The nation has built a formidable immigration enforcement machinery. Judging by resource levels, case volumes and enforcement actions, immigration enforcement ranks as the federal government’s highest criminal law enforcement priority. “Enforcement first” has become the nation’s de facto response to illegal immigration. Changes to the immigration system have focused almost entirely on building enforcement programs and improving their performance.

Gaps in enforcement, such as employer accountability, remain to be addressed. But building an ever-larger enforcement bulwark is hard to justify in an era of fiscal restraint and one in which illegal immigration has abated because of factors that include strengthened enforcement and immense resource infusions.

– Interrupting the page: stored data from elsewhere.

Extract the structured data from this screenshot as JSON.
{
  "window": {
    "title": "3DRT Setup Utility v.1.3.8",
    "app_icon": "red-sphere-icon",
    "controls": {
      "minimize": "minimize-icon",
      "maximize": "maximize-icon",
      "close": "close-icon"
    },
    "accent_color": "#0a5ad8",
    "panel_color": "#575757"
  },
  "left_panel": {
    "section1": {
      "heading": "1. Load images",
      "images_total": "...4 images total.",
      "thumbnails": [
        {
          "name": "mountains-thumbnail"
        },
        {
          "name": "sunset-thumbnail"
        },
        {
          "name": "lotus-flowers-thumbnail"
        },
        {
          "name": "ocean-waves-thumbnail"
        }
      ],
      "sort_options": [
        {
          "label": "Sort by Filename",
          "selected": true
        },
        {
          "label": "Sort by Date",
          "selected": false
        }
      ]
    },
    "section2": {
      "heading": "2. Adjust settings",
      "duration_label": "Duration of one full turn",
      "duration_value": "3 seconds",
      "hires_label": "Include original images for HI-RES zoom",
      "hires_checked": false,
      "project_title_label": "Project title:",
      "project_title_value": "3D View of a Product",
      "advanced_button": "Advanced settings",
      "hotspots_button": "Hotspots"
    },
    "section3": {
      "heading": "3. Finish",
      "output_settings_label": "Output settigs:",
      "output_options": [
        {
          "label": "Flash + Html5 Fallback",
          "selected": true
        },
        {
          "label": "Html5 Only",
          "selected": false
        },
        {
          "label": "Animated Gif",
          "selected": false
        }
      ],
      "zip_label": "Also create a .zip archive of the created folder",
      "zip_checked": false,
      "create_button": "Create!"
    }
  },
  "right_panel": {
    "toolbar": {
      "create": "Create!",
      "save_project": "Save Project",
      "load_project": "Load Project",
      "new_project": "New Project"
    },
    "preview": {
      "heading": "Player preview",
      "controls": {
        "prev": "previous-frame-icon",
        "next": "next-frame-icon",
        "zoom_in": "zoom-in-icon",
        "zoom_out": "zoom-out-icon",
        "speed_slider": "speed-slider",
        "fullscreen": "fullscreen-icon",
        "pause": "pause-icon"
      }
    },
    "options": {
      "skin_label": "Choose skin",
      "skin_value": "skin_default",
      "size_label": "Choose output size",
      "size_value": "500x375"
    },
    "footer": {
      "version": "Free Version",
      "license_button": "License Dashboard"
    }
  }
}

Even with record-setting expenditures and the full use of a wide array of statutory and administrative tools, enforcement alone — no matter how well administered — is an insufficient answer to the broad challenges that illegal and legal immigration pose for America’s future. Changes must also be made to better align immigration policy with the nation’s economic and labor market requirements and with future growth and well-being.

The enforcement machinery that has been built can serve the national interest well if it also provides a platform for policy changes suited to the larger challenges that immigration represents for the United States in the 21st century.